Johnson performed with William Forsythe at Ballett Frankfurt. Her style shows it: thrusting shoulder and hip joints, extroverted arms, stiff legs, socked feet. The dancers moved through their own combinations, and then would suddenly fall into sync. They lined up at the edge of the platform, peering to the side as if waiting for a subway. Time slowed in a few solos and duets, building to a club-like ensemble fervor. Marina Mascarell and Jon Bond, in particular, seemed to plunge deeply into Johnson’s choreography. Poe’s score ranged from melodic piano lines to everyday noises like birdsong and traffic. And Stephen Galloway (another Forsythian) designed the sheer, multi-hued, textured costumes.
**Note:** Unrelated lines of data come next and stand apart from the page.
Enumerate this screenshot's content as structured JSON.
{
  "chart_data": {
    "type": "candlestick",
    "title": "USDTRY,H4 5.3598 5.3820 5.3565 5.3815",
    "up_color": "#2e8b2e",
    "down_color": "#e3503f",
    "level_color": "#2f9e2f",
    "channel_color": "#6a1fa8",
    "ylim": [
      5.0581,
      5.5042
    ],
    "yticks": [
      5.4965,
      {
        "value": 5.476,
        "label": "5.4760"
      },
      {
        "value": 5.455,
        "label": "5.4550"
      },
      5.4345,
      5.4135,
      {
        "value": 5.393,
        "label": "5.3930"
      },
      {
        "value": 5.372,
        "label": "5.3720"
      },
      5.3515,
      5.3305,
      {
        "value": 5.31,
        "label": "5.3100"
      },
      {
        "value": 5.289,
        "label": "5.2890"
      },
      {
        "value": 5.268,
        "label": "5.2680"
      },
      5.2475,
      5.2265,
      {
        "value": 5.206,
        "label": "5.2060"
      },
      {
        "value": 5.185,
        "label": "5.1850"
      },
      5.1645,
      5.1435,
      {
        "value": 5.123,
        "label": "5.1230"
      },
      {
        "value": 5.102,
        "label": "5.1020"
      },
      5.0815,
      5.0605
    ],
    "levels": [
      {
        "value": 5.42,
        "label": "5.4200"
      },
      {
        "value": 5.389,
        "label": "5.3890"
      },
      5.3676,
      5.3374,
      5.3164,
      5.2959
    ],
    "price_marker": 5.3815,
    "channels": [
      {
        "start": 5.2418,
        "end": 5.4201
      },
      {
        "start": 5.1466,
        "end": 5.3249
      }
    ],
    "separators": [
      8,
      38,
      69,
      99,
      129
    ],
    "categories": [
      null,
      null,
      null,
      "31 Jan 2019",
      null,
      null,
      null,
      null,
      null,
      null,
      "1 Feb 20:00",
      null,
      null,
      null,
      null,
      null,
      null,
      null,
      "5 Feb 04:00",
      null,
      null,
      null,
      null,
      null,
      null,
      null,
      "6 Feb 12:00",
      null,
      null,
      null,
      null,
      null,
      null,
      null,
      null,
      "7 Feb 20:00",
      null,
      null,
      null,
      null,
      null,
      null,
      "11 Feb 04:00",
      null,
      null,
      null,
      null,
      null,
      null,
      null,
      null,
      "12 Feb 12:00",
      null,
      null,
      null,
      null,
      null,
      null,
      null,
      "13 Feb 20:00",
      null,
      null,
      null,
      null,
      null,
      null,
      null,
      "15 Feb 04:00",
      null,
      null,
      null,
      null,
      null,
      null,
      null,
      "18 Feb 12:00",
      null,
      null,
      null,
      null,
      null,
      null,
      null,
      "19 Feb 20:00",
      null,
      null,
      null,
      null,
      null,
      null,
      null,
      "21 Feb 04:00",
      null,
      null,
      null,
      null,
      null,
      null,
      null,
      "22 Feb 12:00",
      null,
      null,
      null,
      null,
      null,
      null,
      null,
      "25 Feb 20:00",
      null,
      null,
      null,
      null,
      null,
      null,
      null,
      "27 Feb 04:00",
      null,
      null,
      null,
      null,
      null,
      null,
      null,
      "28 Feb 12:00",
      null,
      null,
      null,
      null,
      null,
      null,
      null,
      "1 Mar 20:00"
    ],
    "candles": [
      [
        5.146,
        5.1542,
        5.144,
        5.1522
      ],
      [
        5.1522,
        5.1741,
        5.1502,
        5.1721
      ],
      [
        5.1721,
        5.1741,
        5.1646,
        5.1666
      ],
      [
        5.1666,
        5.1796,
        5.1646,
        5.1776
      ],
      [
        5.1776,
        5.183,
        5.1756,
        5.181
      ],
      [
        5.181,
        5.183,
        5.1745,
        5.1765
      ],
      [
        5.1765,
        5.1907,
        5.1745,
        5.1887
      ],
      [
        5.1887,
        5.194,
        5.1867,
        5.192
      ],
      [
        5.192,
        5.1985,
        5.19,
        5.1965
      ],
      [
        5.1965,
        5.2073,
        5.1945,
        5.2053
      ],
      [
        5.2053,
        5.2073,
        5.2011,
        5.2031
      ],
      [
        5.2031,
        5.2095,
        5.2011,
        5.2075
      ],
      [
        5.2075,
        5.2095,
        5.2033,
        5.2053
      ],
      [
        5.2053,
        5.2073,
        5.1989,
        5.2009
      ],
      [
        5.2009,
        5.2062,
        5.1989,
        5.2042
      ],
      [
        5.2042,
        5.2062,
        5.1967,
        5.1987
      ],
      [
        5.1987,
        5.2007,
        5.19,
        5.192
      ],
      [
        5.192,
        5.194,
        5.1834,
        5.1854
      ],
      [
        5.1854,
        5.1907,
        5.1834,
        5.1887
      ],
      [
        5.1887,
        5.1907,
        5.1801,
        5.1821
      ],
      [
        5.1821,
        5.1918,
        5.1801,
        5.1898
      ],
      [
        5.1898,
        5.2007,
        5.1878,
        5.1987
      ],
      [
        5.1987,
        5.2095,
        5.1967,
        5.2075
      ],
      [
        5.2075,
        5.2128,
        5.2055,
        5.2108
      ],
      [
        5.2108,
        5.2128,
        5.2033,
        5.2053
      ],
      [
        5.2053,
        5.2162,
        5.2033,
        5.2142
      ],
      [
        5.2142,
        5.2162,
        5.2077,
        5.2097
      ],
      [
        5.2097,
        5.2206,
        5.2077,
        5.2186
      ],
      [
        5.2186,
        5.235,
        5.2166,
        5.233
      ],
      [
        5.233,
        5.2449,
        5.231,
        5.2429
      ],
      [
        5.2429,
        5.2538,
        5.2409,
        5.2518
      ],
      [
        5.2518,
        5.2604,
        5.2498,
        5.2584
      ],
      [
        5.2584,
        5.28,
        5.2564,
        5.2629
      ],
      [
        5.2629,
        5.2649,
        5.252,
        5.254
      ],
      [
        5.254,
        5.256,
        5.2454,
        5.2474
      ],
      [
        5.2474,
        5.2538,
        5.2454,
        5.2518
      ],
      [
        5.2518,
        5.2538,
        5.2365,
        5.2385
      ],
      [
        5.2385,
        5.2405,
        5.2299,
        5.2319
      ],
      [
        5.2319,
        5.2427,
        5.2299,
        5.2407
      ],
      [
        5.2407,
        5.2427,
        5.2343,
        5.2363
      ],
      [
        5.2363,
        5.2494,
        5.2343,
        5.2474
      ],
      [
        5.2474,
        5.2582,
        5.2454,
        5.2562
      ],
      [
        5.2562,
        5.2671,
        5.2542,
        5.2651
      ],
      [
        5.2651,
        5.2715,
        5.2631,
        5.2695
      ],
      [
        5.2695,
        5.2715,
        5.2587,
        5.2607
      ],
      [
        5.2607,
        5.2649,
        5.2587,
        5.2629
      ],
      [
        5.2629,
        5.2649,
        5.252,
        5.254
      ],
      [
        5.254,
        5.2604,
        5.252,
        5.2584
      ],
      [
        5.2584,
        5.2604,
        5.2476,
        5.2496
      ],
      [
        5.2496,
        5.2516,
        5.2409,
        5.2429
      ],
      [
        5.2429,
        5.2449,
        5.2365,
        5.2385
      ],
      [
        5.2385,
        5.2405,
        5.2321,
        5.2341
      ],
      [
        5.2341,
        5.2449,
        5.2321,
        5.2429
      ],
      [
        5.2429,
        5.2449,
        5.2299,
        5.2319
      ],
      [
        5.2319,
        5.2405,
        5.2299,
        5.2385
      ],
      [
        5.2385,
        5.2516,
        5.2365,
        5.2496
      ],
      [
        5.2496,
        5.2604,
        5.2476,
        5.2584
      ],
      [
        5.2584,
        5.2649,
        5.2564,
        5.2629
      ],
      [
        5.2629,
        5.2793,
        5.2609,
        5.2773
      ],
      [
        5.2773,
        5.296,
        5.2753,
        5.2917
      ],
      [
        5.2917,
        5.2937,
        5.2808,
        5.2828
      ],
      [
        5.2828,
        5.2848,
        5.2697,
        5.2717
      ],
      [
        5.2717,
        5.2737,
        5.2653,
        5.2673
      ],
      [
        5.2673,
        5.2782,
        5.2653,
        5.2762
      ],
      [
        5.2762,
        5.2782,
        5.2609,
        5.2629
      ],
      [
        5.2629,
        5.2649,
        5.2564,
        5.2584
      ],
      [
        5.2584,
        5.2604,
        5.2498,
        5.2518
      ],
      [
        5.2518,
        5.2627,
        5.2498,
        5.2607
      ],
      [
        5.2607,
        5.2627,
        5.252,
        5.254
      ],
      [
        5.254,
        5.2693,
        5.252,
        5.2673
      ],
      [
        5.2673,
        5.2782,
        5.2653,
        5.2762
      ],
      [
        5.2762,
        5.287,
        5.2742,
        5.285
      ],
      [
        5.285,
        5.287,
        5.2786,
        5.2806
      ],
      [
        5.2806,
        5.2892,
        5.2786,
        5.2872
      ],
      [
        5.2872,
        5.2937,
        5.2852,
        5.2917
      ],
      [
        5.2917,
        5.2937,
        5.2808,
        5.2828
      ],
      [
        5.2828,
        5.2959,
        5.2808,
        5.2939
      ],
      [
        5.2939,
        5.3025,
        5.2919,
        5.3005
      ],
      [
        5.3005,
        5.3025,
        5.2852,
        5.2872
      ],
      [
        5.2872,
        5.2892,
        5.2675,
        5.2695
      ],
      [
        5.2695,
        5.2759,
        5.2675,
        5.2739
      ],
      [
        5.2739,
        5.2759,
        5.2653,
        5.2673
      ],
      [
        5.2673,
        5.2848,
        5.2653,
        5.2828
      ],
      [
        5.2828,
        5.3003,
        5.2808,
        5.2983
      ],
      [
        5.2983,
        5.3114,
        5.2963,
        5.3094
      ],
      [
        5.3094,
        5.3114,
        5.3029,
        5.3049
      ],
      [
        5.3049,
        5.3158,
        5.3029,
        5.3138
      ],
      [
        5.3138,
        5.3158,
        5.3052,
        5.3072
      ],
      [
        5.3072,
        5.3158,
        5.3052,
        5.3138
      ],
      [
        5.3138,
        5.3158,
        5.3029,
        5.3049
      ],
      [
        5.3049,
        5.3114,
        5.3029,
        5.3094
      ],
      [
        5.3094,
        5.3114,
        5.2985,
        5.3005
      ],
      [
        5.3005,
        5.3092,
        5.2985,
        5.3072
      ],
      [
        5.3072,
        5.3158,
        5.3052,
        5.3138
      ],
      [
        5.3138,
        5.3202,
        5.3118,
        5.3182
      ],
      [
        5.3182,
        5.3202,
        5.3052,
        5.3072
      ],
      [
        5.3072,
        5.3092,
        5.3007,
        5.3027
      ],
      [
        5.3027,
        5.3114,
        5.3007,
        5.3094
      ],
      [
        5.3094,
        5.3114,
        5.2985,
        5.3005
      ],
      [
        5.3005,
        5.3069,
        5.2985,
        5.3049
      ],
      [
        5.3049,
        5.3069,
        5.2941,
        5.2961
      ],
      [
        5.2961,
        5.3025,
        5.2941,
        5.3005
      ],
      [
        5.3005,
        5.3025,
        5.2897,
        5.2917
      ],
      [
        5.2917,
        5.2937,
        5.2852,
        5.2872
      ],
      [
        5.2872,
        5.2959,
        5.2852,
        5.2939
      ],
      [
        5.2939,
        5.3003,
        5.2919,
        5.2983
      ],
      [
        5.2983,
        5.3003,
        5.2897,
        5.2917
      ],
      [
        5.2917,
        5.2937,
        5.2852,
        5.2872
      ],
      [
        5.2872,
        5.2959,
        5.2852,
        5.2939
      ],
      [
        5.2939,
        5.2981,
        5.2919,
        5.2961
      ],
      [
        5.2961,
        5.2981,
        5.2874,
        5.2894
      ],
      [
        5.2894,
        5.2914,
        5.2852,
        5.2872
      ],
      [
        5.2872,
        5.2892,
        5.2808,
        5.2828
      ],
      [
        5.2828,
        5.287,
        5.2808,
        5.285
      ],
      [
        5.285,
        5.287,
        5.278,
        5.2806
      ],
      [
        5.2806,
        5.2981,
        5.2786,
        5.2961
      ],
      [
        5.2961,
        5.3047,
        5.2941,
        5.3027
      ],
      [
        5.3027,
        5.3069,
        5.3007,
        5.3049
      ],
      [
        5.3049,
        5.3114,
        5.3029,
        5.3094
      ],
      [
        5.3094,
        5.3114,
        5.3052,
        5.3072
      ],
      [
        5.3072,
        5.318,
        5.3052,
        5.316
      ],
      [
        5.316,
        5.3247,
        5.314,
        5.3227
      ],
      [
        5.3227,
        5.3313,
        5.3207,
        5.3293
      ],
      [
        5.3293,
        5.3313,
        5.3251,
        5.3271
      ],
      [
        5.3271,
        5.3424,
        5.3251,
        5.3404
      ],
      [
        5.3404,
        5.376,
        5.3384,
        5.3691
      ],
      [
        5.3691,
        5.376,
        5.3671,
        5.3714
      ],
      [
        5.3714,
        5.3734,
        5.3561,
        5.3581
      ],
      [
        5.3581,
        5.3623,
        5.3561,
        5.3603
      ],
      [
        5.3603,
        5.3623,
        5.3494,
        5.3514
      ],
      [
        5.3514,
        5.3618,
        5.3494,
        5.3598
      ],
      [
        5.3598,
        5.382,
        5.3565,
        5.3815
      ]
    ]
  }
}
The installation format is appealing, although what might seem radical or avant-garde in actuality is pretty populist. Not only do you have a different, closer perspective where you don’t have to sit still, the short length (reflected in a relatively modest ticket price of $20) is also welcome amidst the more common two hour-plus evening. Perfect for an adrenaline shot of dance on a balmy summer eve, and way closer than Beijing. But hurry, it ends Saturday, Aug. 23.